The Cobra is a hard man in a brutal world. Expelled from El Salvador after a drug bust and working as a Guatemalan businessman’s enforcer, he meets and comes to admire Polo, a human rights campaigner who defends the Mayan people. When the Cobra’s boss orders him to murder Polo, a last-minute stab of conscience brings him into conflict with drug-dealing oligarchs. Now a marked man, he’s offered a chance to escape to a remote Mayan community facing down its own assassin: the encroaching mining companies who want the land regardless of their impact on the planet. Can the Cobra change his solipsistic ways and learn to defend a culture caught in the crosshairs of another kind of battle? By the writer Roberto Bolaño has called the most rigorous of his generation, Rodrigo Rey Rosa’s The Country of Toó is gripping thriller about power and redemption.

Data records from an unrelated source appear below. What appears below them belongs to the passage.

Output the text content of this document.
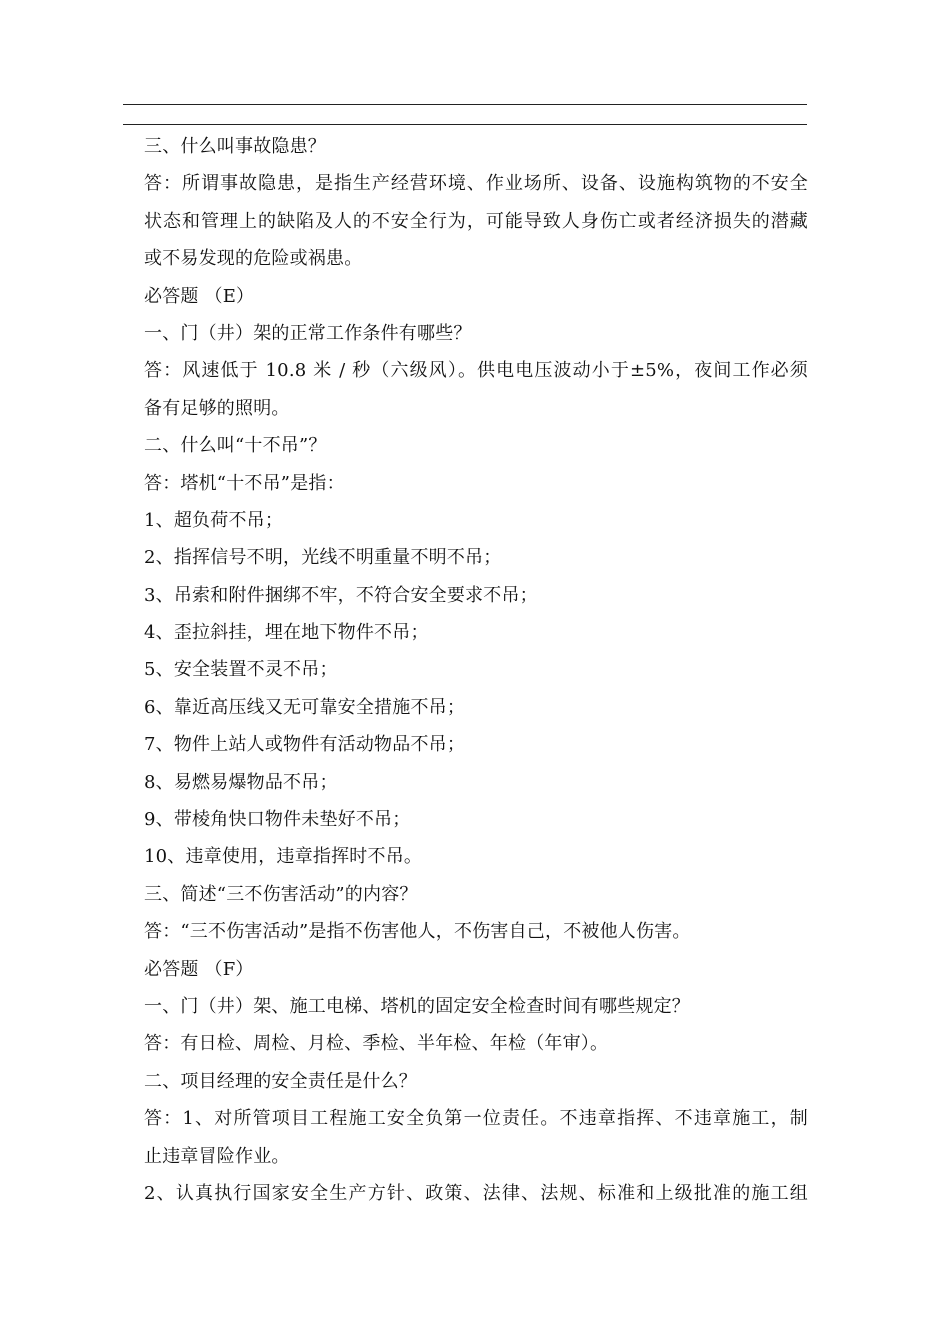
三、什么叫事故隐患？
答：所谓事故隐患，是指生产经营环境、作业场所、设备、设施构筑物的不安全
状态和管理上的缺陷及人的不安全行为，可能导致人身伤亡或者经济损失的潜藏
或不易发现的危险或祸患。
必答题 （E）
一、门（井）架的正常工作条件有哪些？
答：风速低于 10.8 米 / 秒（六级风）。供电电压波动小于±5%，夜间工作必须
备有足够的照明。
二、什么叫“十不吊”？
答：塔机“十不吊”是指：
1、超负荷不吊；
2、指挥信号不明，光线不明重量不明不吊；
3、吊索和附件捆绑不牢，不符合安全要求不吊；
4、歪拉斜挂，埋在地下物件不吊；
5、安全装置不灵不吊；
6、靠近高压线又无可靠安全措施不吊；
7、物件上站人或物件有活动物品不吊；
8、易燃易爆物品不吊；
9、带棱角快口物件未垫好不吊；
10、违章使用，违章指挥时不吊。
三、简述“三不伤害活动”的内容？
答：“三不伤害活动”是指不伤害他人，不伤害自己，不被他人伤害。
必答题 （F）
一、门（井）架、施工电梯、塔机的固定安全检查时间有哪些规定？
答：有日检、周检、月检、季检、半年检、年检（年审）。
二、项目经理的安全责任是什么？
答：1、对所管项目工程施工安全负第一位责任。不违章指挥、不违章施工，制
止违章冒险作业。
2、认真执行国家安全生产方针、政策、法律、法规、标准和上级批准的施工组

Praise for Rodrigo Rey Rosa
“Intense … By the end of this novel you feel glad to have come out on the other side and carry the hope that Rodrigo Rey Rosa, those close to him, and his fellow countrymen will do so, too.”
—New York Journal of Books
“Rodrigo Rey Rosa creates stories of mythic proportions.”
—San Francisco Chronicle
“[Human Matter‘s] exploration of the history of violence and secrecy in Central America has obvious relevance to today’s politics, but the tale of a writer trying to understand the truth behind the things he’s seeing gives the novel a resounding, universal echo.”
“Rey Rosa, a Guatemalan writer often compared to Roberto Bolano … was inspired to write a meta-novel about his experiences [visiting Guatemala’s National Police archive] and the stories he uncovered. The result … reads like the journal of a heartbroken researcher who stumbles on the darkest truths about his native country.”
“Wonderful … The tension between the fundamental pleasure of the novel—which comes from trying to piece together meaning out of the disparate information available to us and the narrator’s insistence that it’s futile—creates a weirdly gratifying reading experience.”
—Chicago Review of Books
“To read him is to learn how to write and is also an invitation to the pure pleasure of allowing oneself to be borne along by sinister or fantastic stories … To say that Rey Rosa is the most rigorous writer of my generation, and at the same time the clearest, the one who weaves his stories together best, the most brilliant of them all, is not to say anything new.”